There is an art to tidying. Sometimes we consider the season of fall to be a time to purge clutter that has accumulated, to restore lost order and come back to our rhythms, slowly beginning to turn inward again, after the extroversion of summertime. Keeping up a tidying routine, like a regular Yoga practice, can keep the cycle of rejuvenation fertile and enjoyable all year round.
Some simple ways to keep up daily tidiness:
Say "Thanks" to clothes and old items when you throw them out. Sometimes we throw things out with an attitude of I don't want this anymore or This brings back bad memories. Turn away from violent purging and say to your old things, "I appreciate you having been in my life, but now it's time for us to part."
Keep your space clean as a way to allow fresh things, people, and ideas to enter your life. When something is cluttered, it presents itself as a subconscious distraction. The clutter is like an unconscious holding onto the past. See what is allowed to come through after cleaning your space, whether it be a home, a computer, or a storage shed. It may be that by letting go of held-on-to clutter, something new can make its way in.

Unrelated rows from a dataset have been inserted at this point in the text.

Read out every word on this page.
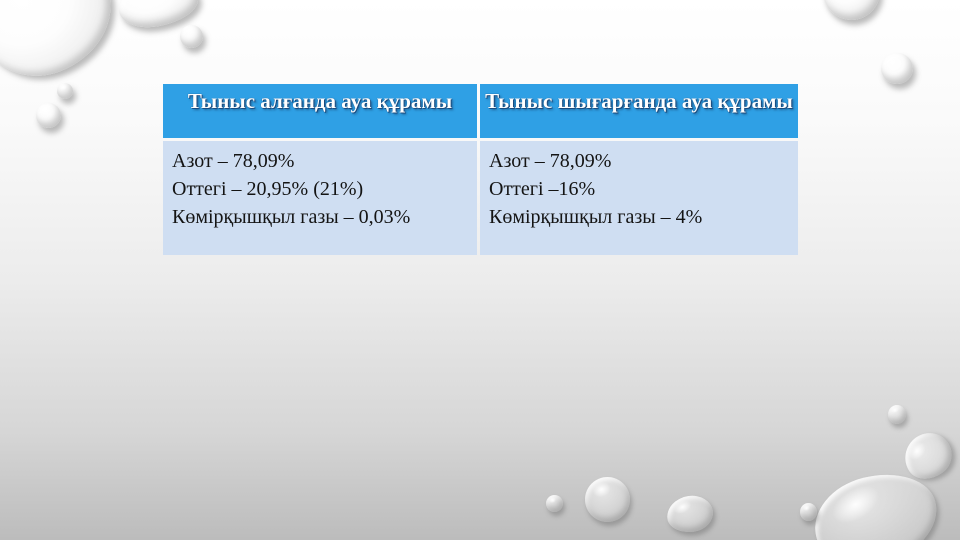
Тыныс алғанда ауа құрамы	Тыныс шығарғанда ауа құрамы
Азот – 78,09%
Оттегі – 20,95% (21%)
Көмірқышқыл газы – 0,03%
Азот – 78,09%
Оттегі –16%
Көмірқышқыл газы – 4%
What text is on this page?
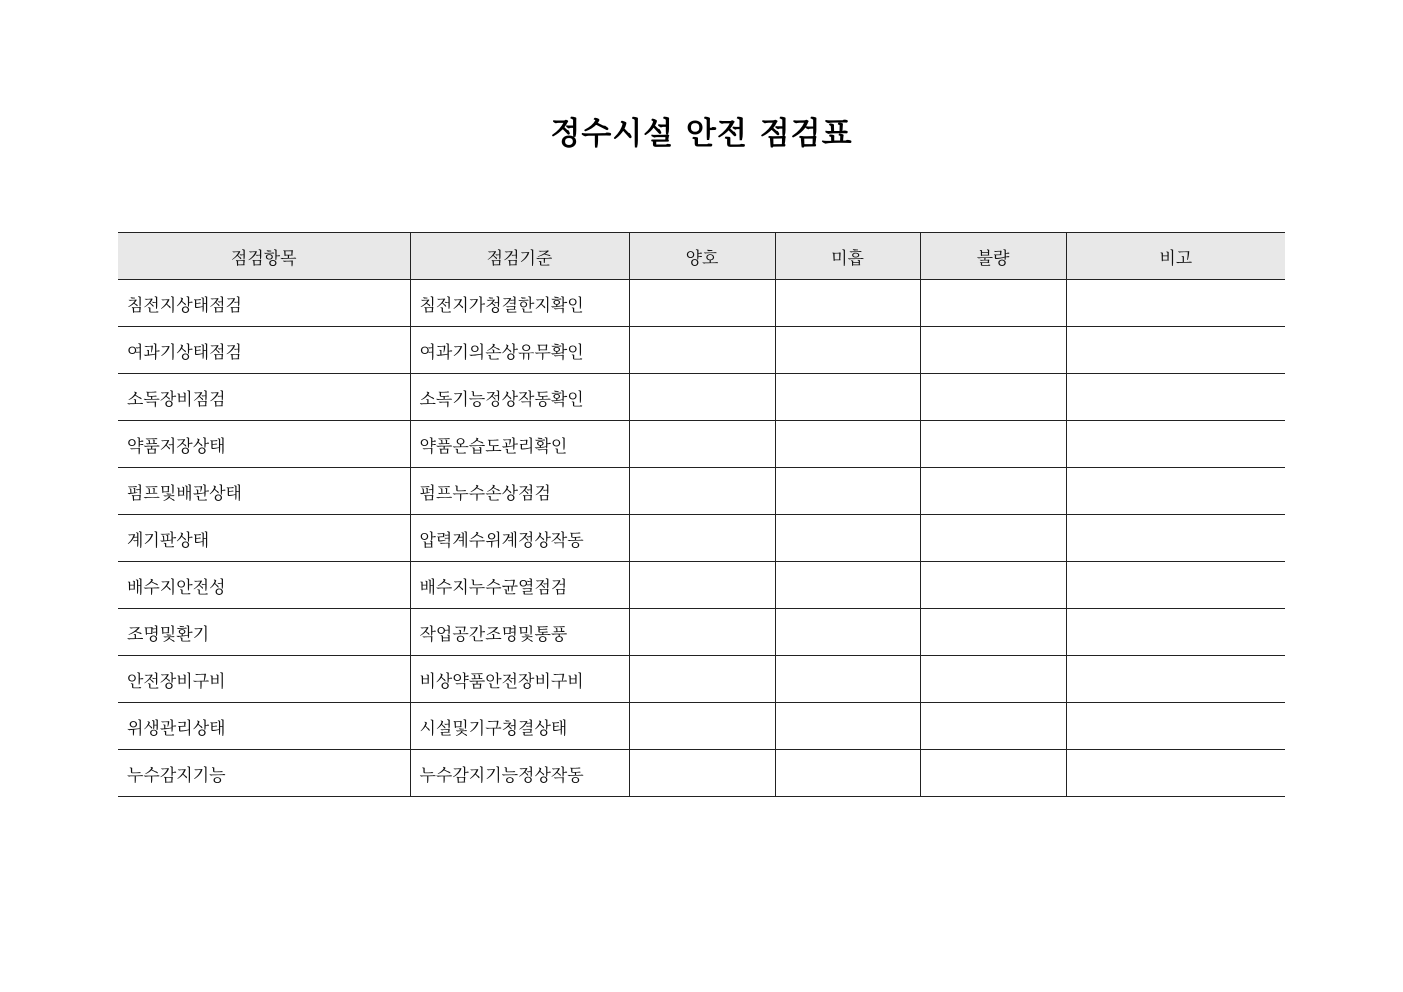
정수시설 안전 점검표
점검항목	점검기준	양호	미흡	불량	비고
침전지상태점검	침전지가청결한지확인				
여과기상태점검	여과기의손상유무확인				
소독장비점검	소독기능정상작동확인				
약품저장상태	약품온습도관리확인				
펌프및배관상태	펌프누수손상점검				
계기판상태	압력계수위계정상작동				
배수지안전성	배수지누수균열점검				
조명및환기	작업공간조명및통풍				
안전장비구비	비상약품안전장비구비				
위생관리상태	시설및기구청결상태				
누수감지기능	누수감지기능정상작동				
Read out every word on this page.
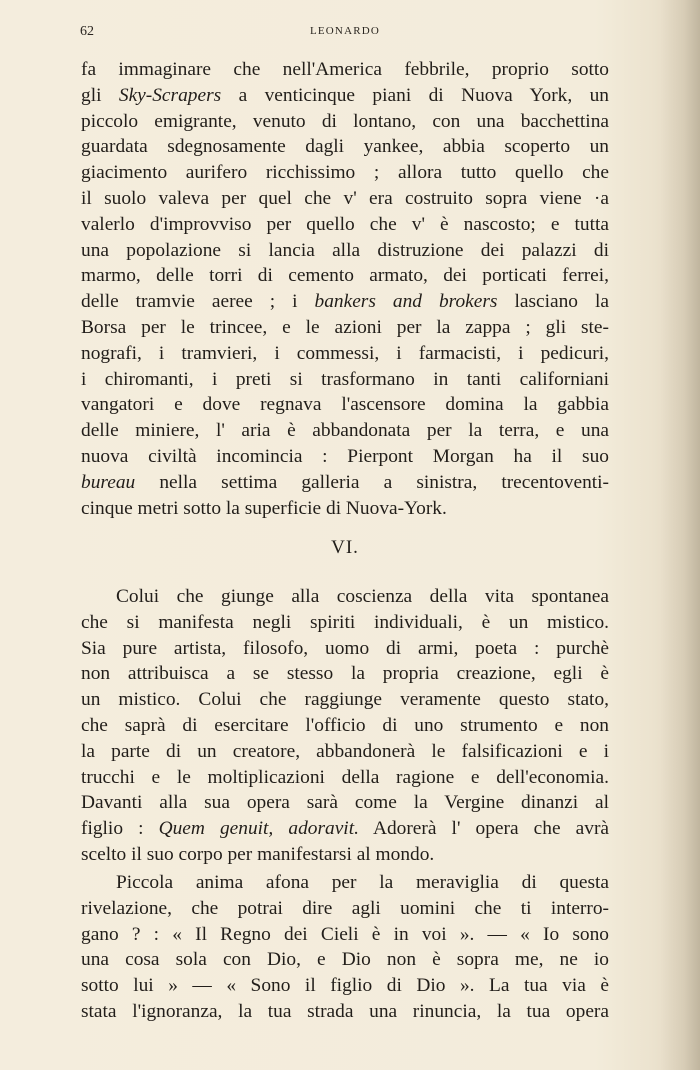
62	LEONARDO
fa immaginare che nell'America febbrile, proprio sotto
gli Sky-Scrapers a venticinque piani di Nuova York, un
piccolo emigrante, venuto di lontano, con una bacchettina
guardata sdegnosamente dagli yankee, abbia scoperto un
giacimento aurifero ricchissimo ; allora tutto quello che
il suolo valeva per quel che v' era costruito sopra viene ·a
valerlo d'improvviso per quello che v' è nascosto; e tutta
una popolazione si lancia alla distruzione dei palazzi di
marmo, delle torri di cemento armato, dei porticati ferrei,
delle tramvie aeree ; i bankers and brokers lasciano la
Borsa per le trincee, e le azioni per la zappa ; gli ste-
nografi, i tramvieri, i commessi, i farmacisti, i pedicuri,
i chiromanti, i preti si trasformano in tanti californiani
vangatori e dove regnava l'ascensore domina la gabbia
delle miniere, l' aria è abbandonata per la terra, e una
nuova civiltà incomincia : Pierpont Morgan ha il suo
bureau nella settima galleria a sinistra, trecentoventi-
cinque metri sotto la superficie di Nuova-York.
VI.
Colui che giunge alla coscienza della vita spontanea
che si manifesta negli spiriti individuali, è un mistico.
Sia pure artista, filosofo, uomo di armi, poeta : purchè
non attribuisca a se stesso la propria creazione, egli è
un mistico. Colui che raggiunge veramente questo stato,
che saprà di esercitare l'officio di uno strumento e non
la parte di un creatore, abbandonerà le falsificazioni e i
trucchi e le moltiplicazioni della ragione e dell'economia.
Davanti alla sua opera sarà come la Vergine dinanzi al
figlio : Quem genuit, adoravit. Adorerà l' opera che avrà
scelto il suo corpo per manifestarsi al mondo.
Piccola anima afona per la meraviglia di questa
rivelazione, che potrai dire agli uomini che ti interro-
gano ? : « Il Regno dei Cieli è in voi ». — « Io sono
una cosa sola con Dio, e Dio non è sopra me, ne io
sotto lui » — « Sono il figlio di Dio ». La tua via è
stata l'ignoranza, la tua strada una rinuncia, la tua opera
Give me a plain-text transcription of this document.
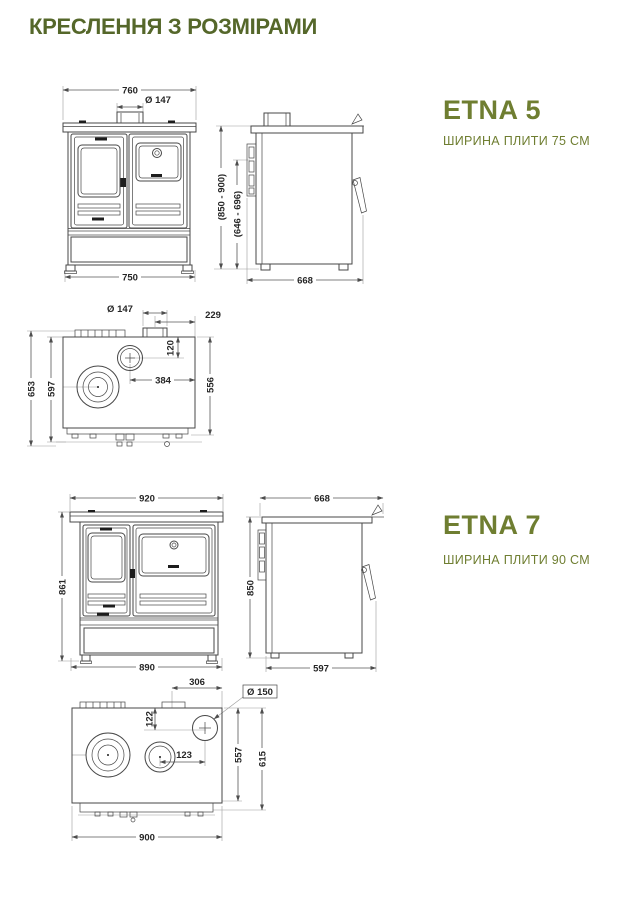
КРЕСЛЕННЯ З РОЗМІРАМИ
ETNA 5
ШИРИНА ПЛИТИ 75 СМ
ETNA 7
ШИРИНА ПЛИТИ 90 СМ
760
Ø 147
750
(850 - 900) (646 - 696)
668
Ø 147
229
120
384	556
653 597
920
890
861
668
597
850
306
Ø 150
122
123	557 615
900
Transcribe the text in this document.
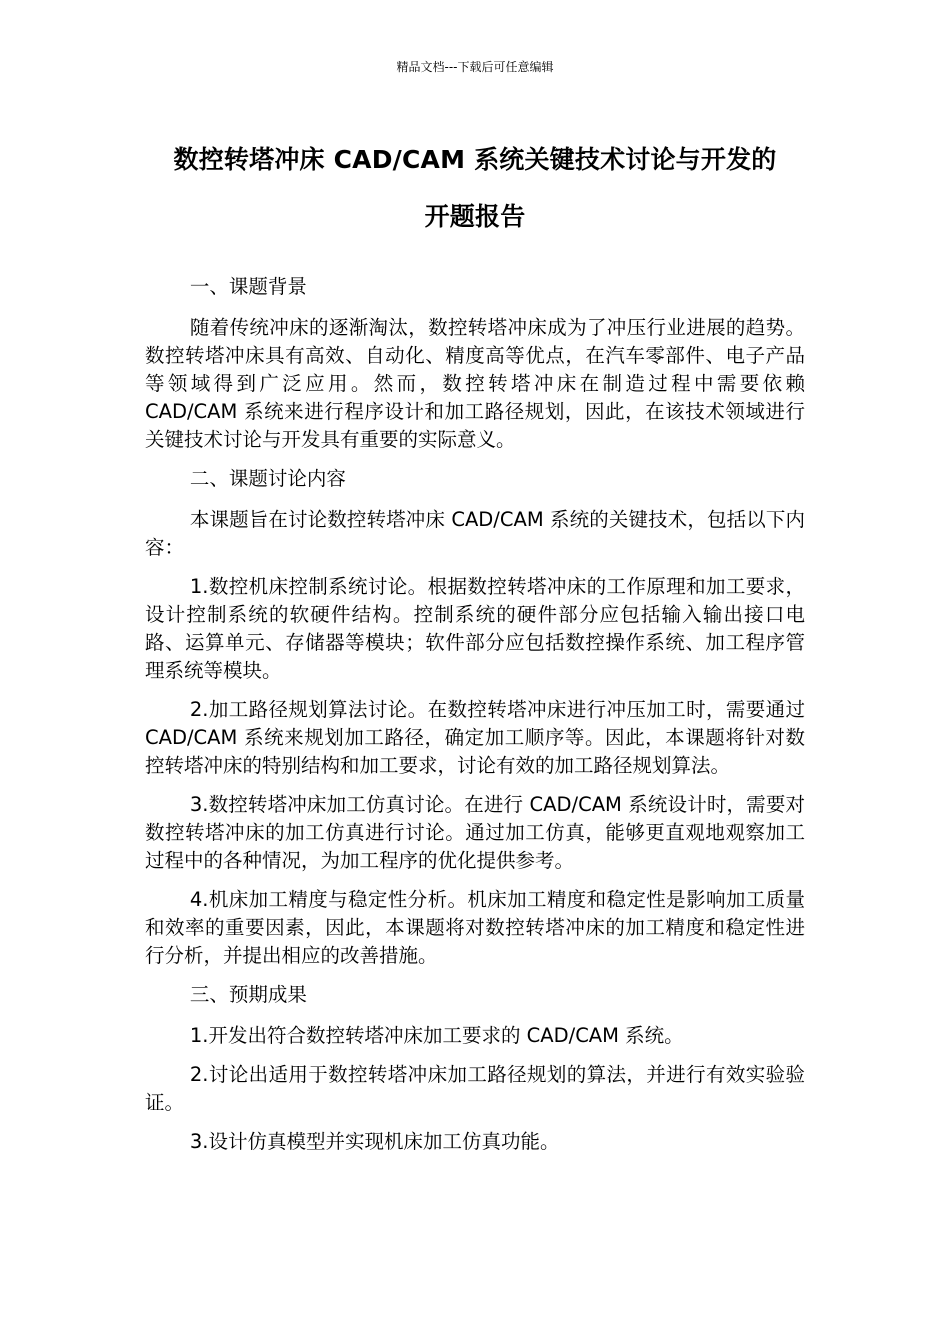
精品文档---下载后可任意编辑
数控转塔冲床 CAD/CAM 系统关键技术讨论与开发的
开题报告

一、课题背景

随着传统冲床的逐渐淘汰，数控转塔冲床成为了冲压行业进展的趋势。数控转塔冲床具有高效、自动化、精度高等优点，在汽车零部件、电子产品等领域得到广泛应用。然而，数控转塔冲床在制造过程中需要依赖 CAD/CAM 系统来进行程序设计和加工路径规划，因此，在该技术领域进行关键技术讨论与开发具有重要的实际意义。

二、课题讨论内容

本课题旨在讨论数控转塔冲床 CAD/CAM 系统的关键技术，包括以下内容：

1.数控机床控制系统讨论。根据数控转塔冲床的工作原理和加工要求，设计控制系统的软硬件结构。控制系统的硬件部分应包括输入输出接口电路、运算单元、存储器等模块；软件部分应包括数控操作系统、加工程序管理系统等模块。

2.加工路径规划算法讨论。在数控转塔冲床进行冲压加工时，需要通过 CAD/CAM 系统来规划加工路径，确定加工顺序等。因此，本课题将针对数控转塔冲床的特别结构和加工要求，讨论有效的加工路径规划算法。

3.数控转塔冲床加工仿真讨论。在进行 CAD/CAM 系统设计时，需要对数控转塔冲床的加工仿真进行讨论。通过加工仿真，能够更直观地观察加工过程中的各种情况，为加工程序的优化提供参考。

4.机床加工精度与稳定性分析。机床加工精度和稳定性是影响加工质量和效率的重要因素，因此，本课题将对数控转塔冲床的加工精度和稳定性进行分析，并提出相应的改善措施。

三、预期成果

1.开发出符合数控转塔冲床加工要求的 CAD/CAM 系统。

2.讨论出适用于数控转塔冲床加工路径规划的算法，并进行有效实验验证。

3.设计仿真模型并实现机床加工仿真功能。
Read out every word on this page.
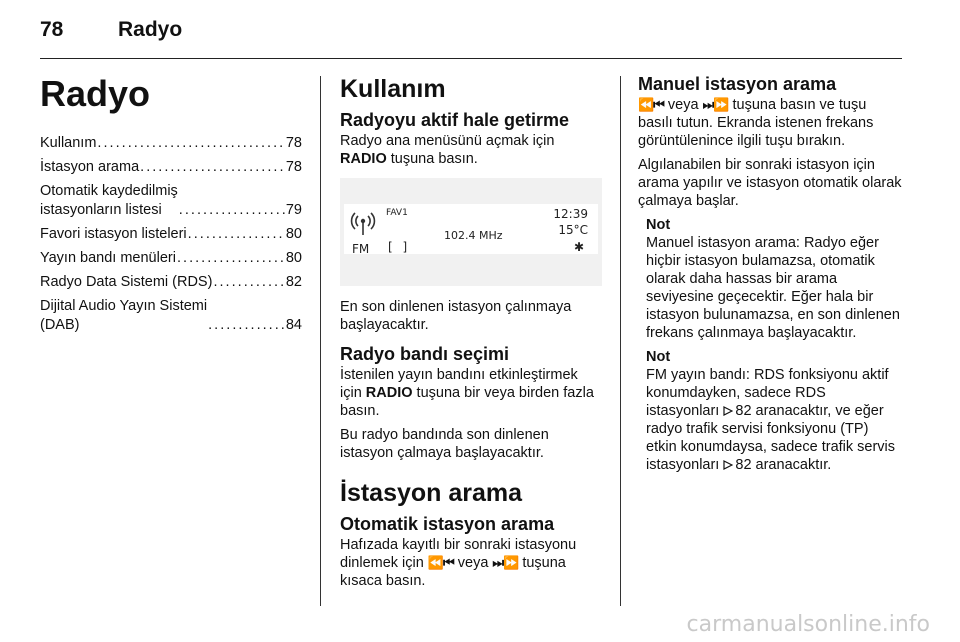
78	Radyo
Radyo
Kullanım . . .	78
İstasyon arama . . .	78
Otomatik kaydedilmiş
istasyonların listesi . . .	79
Favori istasyon listeleri . . .	80
Yayın bandı menüleri . . .	80
Radyo Data Sistemi (RDS) . . .	82
Dijital Audio Yayın Sistemi
(DAB) . . .	84
Kullanım
Radyoyu aktif hale getirme

Radyo ana menüsünü açmak için RADIO tuşuna basın.

FAV1
102.4 MHz
12:39
15°C
FM [ ]	✱

En son dinlenen istasyon çalınmaya başlayacaktır.

Radyo bandı seçimi

İstenilen yayın bandını etkinleştirmek için RADIO tuşuna bir veya birden fazla basın.

Bu radyo bandında son dinlenen istasyon çalmaya başlayacaktır.

İstasyon arama
Otomatik istasyon arama

Hafızada kayıtlı bir sonraki istasyonu dinlemek için ⏪⏮ veya ⏭⏩ tuşuna kısaca basın.

Manuel istasyon arama

⏪⏮ veya ⏭⏩ tuşuna basın ve tuşu basılı tutun. Ekranda istenen frekans görüntülenince ilgili tuşu bırakın.

Algılanabilen bir sonraki istasyon için arama yapılır ve istasyon otomatik olarak çalmaya başlar.

Not

Manuel istasyon arama: Radyo eğer hiçbir istasyon bulamazsa, otomatik olarak daha hassas bir arama seviyesine geçecektir. Eğer hala bir istasyon bulunamazsa, en son dinlenen frekans çalınmaya başlayacaktır.

Not

FM yayın bandı: RDS fonksiyonu aktif konumdayken, sadece RDS istasyonları 82 aranacaktır, ve eğer radyo trafik servisi fonksiyonu (TP) etkin konumdaysa, sadece trafik servis istasyonları 82 aranacaktır.

carmanualsonline.info
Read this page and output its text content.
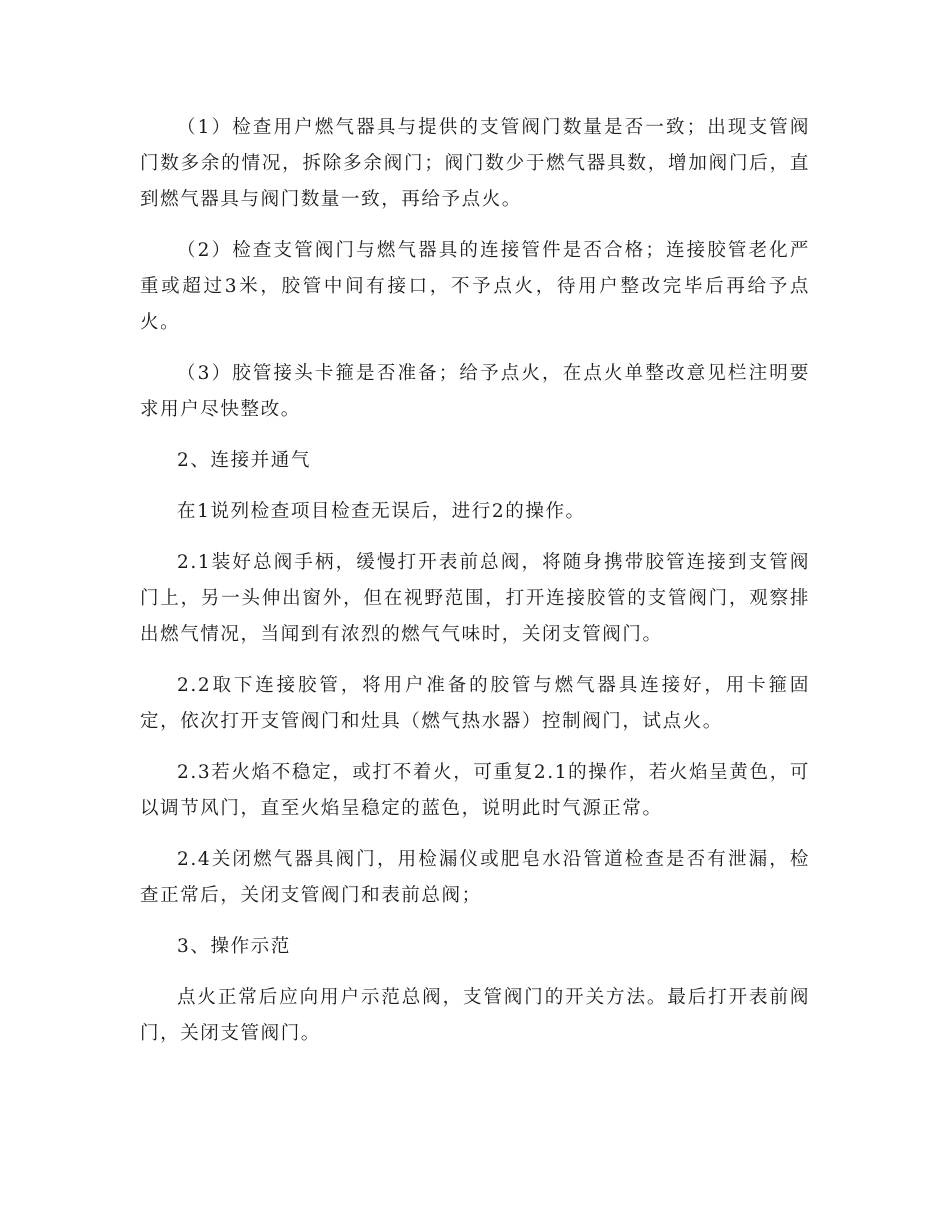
（1）检查用户燃气器具与提供的支管阀门数量是否一致；出现支管阀门数多余的情况，拆除多余阀门；阀门数少于燃气器具数，增加阀门后，直到燃气器具与阀门数量一致，再给予点火。

（2）检查支管阀门与燃气器具的连接管件是否合格；连接胶管老化严重或超过3米，胶管中间有接口，不予点火，待用户整改完毕后再给予点火。

（3）胶管接头卡箍是否准备；给予点火，在点火单整改意见栏注明要求用户尽快整改。

2、连接并通气

在1说列检查项目检查无误后，进行2的操作。

2.1装好总阀手柄，缓慢打开表前总阀，将随身携带胶管连接到支管阀门上，另一头伸出窗外，但在视野范围，打开连接胶管的支管阀门，观察排出燃气情况，当闻到有浓烈的燃气气味时，关闭支管阀门。

2.2取下连接胶管，将用户准备的胶管与燃气器具连接好，用卡箍固定，依次打开支管阀门和灶具（燃气热水器）控制阀门，试点火。

2.3若火焰不稳定，或打不着火，可重复2.1的操作，若火焰呈黄色，可以调节风门，直至火焰呈稳定的蓝色，说明此时气源正常。

2.4关闭燃气器具阀门，用检漏仪或肥皂水沿管道检查是否有泄漏，检查正常后，关闭支管阀门和表前总阀；

3、操作示范

点火正常后应向用户示范总阀，支管阀门的开关方法。最后打开表前阀门，关闭支管阀门。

Be grateful for what you have. Like my friend and his socks, it's easy to toss clothes in a drawer, stack books in sloppy piles, or cram groceries into the cupboard. When you organize your items neatly, you allow for a space to appreciate what you have. It's easy to look at a messy closet and think, "I don't have anything to wear!" But what if you could easily see the beautiful colors and shapes of your clothes hanging up or nicely stacked? You'd quickly appreciate and realize that you have exactly what you need. That doesn't mean you should avoid buying new things—treat yourself! But it's a good habit to appreciate what you have first, and then decide what new addition you can invite into your life.
Remember that being tidy is more than physical. It's not just about keeping a home clean or stacking bedsheets in mindfully-folded piles. Think of your devices, like your computer, your phone, your hard drive. What photos can you delete or store in a more accessible way? Do you keep your schedule tidy, or does every week feel like you're running around without a head? Look closely at the areas of your life that could benefit from being tidy.